Türkiye'nin en iyi haber sitesi
HASAN BÜLENT KAHRAMAN

Çin’den dönmek

Çin, dünyanın neresi, merkezi mi, böyle denebilir mi, henüz bir şey söylemek zor. Bu, öncelikle Çin'in kendisini değiştirmesiyle ilgili bir durum. Neticede sosyal medyanın yasak olduğu bir ülkeden bahsediyoruz. Öte yandan, ilk günden beri yazıyorum, Çin, dünya finans kapitalinin odaklarından biri.
Çin'den dönerken aklımda kalkınma- büyüme ikilemi var.
Aklımda işlememiş bir devrimin getirdiği büyük kıyımlar var. Çöken sosyalizmin tıpkı büyük dinlerin tamamı gibi herkesi eşit yapma tutkusu, ütopyası var. Sonunda kazanan kapitalizmin bu utkusunu sağlayan koşulları var.

***
Batı bugün bu dünyanın en büyük meselesi. Batının kendisini bir 'hâkimiyet odağı' olarak sürdürmekte zorlandığı bir dönemde 'Batı-sonrası' bir dünyaya geçip geçmediğimizi sorguluyoruz.
Böyle bir dünyada Çin yepyeni bir güç merkezi olarak biçimleniyor.
'Sömürgecilik sonrası' dünya galiba ilk defa kuruluyor.

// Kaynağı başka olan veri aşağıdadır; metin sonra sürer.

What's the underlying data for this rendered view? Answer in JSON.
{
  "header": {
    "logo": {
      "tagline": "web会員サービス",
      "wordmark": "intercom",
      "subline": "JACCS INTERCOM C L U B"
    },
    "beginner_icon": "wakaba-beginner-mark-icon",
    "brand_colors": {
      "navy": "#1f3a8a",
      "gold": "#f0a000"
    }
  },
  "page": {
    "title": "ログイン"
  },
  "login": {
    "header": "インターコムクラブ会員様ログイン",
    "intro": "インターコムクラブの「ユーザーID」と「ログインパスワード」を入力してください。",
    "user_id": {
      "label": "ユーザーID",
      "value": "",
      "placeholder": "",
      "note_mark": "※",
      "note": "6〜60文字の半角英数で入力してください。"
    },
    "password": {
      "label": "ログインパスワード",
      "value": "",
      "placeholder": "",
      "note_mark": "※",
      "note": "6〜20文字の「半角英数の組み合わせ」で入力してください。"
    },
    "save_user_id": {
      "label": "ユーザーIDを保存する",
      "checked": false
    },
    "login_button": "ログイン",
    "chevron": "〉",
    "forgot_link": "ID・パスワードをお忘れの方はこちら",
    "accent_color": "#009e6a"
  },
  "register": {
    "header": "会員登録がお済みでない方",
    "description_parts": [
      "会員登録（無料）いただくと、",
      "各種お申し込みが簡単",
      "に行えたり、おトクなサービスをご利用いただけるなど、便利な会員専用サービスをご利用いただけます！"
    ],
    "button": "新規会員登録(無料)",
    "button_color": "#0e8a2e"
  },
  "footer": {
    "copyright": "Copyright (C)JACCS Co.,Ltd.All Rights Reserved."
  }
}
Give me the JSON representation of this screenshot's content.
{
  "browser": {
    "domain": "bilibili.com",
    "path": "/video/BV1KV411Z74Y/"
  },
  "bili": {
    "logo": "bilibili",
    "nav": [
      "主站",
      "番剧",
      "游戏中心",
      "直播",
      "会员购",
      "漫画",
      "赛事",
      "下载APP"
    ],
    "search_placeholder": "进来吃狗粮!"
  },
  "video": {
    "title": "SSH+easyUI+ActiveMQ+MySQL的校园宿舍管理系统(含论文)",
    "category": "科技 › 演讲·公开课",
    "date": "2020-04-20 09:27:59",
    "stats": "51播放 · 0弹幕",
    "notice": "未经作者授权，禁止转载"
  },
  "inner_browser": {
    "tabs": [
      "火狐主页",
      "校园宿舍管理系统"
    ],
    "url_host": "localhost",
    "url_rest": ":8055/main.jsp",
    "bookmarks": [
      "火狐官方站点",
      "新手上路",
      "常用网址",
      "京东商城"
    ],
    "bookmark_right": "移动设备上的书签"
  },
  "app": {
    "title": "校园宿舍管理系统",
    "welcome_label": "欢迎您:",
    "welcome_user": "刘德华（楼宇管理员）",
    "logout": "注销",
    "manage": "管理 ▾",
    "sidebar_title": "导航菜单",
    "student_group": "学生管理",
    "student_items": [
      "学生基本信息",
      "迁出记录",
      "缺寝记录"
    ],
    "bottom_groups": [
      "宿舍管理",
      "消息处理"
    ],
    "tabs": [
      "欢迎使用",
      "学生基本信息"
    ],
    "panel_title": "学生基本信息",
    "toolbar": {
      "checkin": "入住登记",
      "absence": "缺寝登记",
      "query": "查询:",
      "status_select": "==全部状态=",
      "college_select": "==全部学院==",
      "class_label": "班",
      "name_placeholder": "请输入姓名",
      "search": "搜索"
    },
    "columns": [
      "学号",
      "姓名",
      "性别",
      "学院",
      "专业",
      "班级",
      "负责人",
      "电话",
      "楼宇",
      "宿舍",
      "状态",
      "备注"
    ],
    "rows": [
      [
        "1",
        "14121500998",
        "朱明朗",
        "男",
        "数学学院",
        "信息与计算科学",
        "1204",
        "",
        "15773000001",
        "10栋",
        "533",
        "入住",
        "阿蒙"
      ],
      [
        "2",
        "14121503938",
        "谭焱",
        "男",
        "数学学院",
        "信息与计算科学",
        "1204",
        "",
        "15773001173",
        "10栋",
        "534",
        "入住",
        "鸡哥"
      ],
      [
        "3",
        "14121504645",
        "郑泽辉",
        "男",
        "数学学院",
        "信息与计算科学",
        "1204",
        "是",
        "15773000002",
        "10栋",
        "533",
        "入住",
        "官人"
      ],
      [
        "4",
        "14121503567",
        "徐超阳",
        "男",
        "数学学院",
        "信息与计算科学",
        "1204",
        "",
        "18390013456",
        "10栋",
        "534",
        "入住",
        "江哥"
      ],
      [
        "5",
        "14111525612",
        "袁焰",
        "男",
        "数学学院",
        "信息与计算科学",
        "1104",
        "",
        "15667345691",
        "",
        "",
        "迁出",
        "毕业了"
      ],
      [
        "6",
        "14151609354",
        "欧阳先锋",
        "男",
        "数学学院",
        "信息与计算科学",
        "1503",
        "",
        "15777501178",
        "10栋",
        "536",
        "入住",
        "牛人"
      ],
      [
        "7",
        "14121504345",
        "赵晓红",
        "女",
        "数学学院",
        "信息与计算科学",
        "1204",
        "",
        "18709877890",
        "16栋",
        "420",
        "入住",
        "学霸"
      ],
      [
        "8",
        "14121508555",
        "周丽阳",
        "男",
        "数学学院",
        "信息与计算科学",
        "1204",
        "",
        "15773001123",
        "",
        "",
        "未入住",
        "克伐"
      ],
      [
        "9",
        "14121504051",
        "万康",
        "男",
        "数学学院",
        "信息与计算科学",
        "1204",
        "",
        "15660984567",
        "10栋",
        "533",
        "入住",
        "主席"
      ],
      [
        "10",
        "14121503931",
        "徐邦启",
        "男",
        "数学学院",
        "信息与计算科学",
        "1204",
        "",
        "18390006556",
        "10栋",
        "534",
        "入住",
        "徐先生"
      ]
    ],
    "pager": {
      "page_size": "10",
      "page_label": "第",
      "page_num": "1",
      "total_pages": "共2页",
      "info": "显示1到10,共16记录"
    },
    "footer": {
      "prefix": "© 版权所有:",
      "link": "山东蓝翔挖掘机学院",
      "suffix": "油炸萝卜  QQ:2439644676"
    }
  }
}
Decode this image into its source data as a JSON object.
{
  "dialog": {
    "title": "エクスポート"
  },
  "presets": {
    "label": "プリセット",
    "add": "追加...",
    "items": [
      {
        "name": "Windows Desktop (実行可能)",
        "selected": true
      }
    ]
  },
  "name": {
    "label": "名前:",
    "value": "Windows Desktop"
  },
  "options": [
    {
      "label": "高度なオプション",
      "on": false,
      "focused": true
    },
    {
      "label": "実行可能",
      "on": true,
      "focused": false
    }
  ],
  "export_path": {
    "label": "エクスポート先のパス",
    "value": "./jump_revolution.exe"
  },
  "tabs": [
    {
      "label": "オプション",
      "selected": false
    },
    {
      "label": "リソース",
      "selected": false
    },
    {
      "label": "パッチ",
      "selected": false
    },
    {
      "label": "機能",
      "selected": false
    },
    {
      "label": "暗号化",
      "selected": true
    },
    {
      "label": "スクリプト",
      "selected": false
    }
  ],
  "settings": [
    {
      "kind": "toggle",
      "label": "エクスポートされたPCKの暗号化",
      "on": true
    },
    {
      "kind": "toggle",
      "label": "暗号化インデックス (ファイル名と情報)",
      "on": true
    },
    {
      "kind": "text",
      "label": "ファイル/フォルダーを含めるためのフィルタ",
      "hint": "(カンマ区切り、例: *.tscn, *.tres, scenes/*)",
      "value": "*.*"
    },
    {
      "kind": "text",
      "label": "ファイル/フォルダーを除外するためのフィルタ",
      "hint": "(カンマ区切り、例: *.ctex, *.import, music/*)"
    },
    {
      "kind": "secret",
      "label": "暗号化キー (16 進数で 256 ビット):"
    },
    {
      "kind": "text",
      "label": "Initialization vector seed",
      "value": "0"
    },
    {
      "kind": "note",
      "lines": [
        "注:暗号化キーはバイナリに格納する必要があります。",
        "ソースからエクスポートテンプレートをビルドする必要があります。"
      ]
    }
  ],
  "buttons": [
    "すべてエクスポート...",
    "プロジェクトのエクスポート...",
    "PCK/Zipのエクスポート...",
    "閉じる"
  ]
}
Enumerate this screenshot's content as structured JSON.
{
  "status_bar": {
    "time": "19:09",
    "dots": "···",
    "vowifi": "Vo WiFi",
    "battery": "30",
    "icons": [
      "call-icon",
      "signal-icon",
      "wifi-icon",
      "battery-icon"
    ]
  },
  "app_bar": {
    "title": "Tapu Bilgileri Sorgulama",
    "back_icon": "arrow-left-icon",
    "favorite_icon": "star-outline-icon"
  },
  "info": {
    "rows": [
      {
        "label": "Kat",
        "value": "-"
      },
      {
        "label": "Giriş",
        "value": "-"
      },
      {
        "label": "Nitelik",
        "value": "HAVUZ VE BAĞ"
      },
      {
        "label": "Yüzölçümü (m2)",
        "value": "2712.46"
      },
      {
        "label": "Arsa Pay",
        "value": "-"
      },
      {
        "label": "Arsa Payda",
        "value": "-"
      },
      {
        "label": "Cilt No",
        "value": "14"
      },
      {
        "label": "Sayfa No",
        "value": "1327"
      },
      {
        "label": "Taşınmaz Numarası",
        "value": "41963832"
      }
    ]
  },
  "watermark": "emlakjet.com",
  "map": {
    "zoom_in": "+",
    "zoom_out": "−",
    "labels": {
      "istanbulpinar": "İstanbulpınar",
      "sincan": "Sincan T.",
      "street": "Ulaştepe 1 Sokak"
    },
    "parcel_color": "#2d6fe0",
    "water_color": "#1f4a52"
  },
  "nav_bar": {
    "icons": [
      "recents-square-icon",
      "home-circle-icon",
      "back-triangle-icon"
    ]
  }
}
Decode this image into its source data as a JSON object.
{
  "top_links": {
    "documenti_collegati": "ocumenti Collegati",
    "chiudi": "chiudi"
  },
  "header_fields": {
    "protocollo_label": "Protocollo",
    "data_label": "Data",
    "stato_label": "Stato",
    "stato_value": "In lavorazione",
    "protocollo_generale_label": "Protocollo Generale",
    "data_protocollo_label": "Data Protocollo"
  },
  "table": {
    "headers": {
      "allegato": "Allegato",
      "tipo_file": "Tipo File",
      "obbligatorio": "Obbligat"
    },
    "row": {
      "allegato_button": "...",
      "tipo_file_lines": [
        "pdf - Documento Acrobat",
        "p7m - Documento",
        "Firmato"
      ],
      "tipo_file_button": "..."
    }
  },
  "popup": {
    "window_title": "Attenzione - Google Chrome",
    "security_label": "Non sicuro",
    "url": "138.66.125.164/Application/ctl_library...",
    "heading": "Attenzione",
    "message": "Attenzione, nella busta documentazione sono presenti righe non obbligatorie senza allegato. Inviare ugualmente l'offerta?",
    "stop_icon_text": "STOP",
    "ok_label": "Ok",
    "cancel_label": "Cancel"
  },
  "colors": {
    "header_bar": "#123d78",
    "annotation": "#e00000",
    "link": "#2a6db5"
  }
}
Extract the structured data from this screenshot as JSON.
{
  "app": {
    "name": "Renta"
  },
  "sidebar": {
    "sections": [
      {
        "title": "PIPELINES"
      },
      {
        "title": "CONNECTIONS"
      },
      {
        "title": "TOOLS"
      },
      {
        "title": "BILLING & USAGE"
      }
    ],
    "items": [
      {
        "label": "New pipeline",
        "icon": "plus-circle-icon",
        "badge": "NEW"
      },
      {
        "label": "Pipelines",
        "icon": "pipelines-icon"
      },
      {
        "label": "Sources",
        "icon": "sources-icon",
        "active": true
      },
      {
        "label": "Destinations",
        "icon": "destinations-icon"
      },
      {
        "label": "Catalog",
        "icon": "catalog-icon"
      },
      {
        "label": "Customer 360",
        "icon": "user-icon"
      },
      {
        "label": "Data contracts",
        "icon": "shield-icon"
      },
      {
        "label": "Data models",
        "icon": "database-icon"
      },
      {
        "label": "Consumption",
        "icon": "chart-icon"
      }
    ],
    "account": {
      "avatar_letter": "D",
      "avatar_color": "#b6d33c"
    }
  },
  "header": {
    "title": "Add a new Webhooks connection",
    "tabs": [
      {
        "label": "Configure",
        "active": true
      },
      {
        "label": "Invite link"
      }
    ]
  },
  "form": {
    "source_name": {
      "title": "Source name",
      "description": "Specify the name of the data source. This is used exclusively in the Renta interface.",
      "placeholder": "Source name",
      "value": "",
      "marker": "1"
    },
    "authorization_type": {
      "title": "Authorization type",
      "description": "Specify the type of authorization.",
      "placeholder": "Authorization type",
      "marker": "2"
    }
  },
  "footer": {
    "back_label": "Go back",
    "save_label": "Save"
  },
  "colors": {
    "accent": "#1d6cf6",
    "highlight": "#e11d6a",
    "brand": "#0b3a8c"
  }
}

Unutmayalım, Hong Kong Çin'e ancak 1997'de devredildi. Daha dün demek. Kısa bir süre öncesine kadar iliği kemiği sömürülen bir Çin ve Uzakdoğu vardı.
Ama bugün Financial Times'ın haberine göre New York ve Londra finans kapital olarak güçlerini Asya devlerine yitirdi! Artık 'yeni yeni dünya düzeni' dememiz gereken bu dünyada Çin nasıl yer alacak sorusunun bir tek yanıtı var: dünyayla coğrafi olarak bağlanarak.
Çin'in bugün en büyük hırsı bu. Ne nükleer bir güç olması ne Çin Denizi'ndeki hâkimiyeti ne kasalarını dolduran dolarlar onu bu derecede etkiliyor. Çin, ancak dünyaya karayoluyla da bağlanırsa hâkimiyet alanını genişleteceğini biliyor. Dünyanın geri kalan kısmına bu projeler açısından bakıyor.
***
Onların arasında Türkiye de var. Öyle anlaşılıyor ki, Türkiye yaptığı ve yapacağı projelerle kendi dışındaki dünyada da bambaşka bir güç ve kabiliyet ifade ediyor.
Mesele bunları idrak etmek ve bu açıdan bakabilmek.
İki ülke birbirinin potansiyelini keşfetmiş durumda. Bir Soğuk Savaş projesi olan AB'nin gücünden (üstelik hayli geciktirilmiş, ertelenmiş olarak) epey bir şeyin eksildiği bu dönemde Çin, yeni bir Türkiye'nin kendisine başka bir potansiyel sağlayacağını biliyor. Bu, Batıdan altmış yılda beklediğini bulamayan Türkiye için de geçerli.
Bütün bu imkânlara rağmen iki ülke arasındaki 'etkileşim' trafiği çok zayıf.
Böylesine 'hırslı' iddialara sahip iki tarafın proje geliştirmek, ortak politika oluşturmak bakımından daha fazla bir araya gelmesi, üretken düşünceler ortaya koyması şart.
***
Böyle bir projenin altyapısı mevcut.
Türkiye'de okuyan çok sayıda Çinli, Çin'de bulunan çok sayıda Türk öğrenci var. Yaratacakları zemini küçümsememek gerek. Üniversiteleri ekleyelim. Sadece Pekin'de 91 üniversite var. İkisi dünyanın en iyi 100 üniversitesi içinde. Türk üniversiteleriyle aralarındaki irtibatları ileriye götürmek şart.
Nihayet kültür alanı. Teknoloji, askeriye, enerji rakamlarıyla belki mukayese edilmez kültür alanının büyüklüğü. O nedenle fazla önemsenmez. Ama kültürel yakınlaşma farklıdır, katma değeri büyüktür. Bu alan işletilmeli. Kaldı ki, Hong Kong ve Şanghay bir merkezdir çağdaş sanat alanında. Çin'in ve Türkiye'nin geleneksel sanatları ayrıca son derecede etkileyicidir.
Böylece Rusya, Çin, Güney Kore üstünden geçen bir hat yeni bir dünyaya işaret ediyor. Buna bir de Batı Asya'yı bütün cesametiyle ekleyelim...
Türkiye'den görünen Çin, bizatihi Çin'den görünenden daha etkileyici.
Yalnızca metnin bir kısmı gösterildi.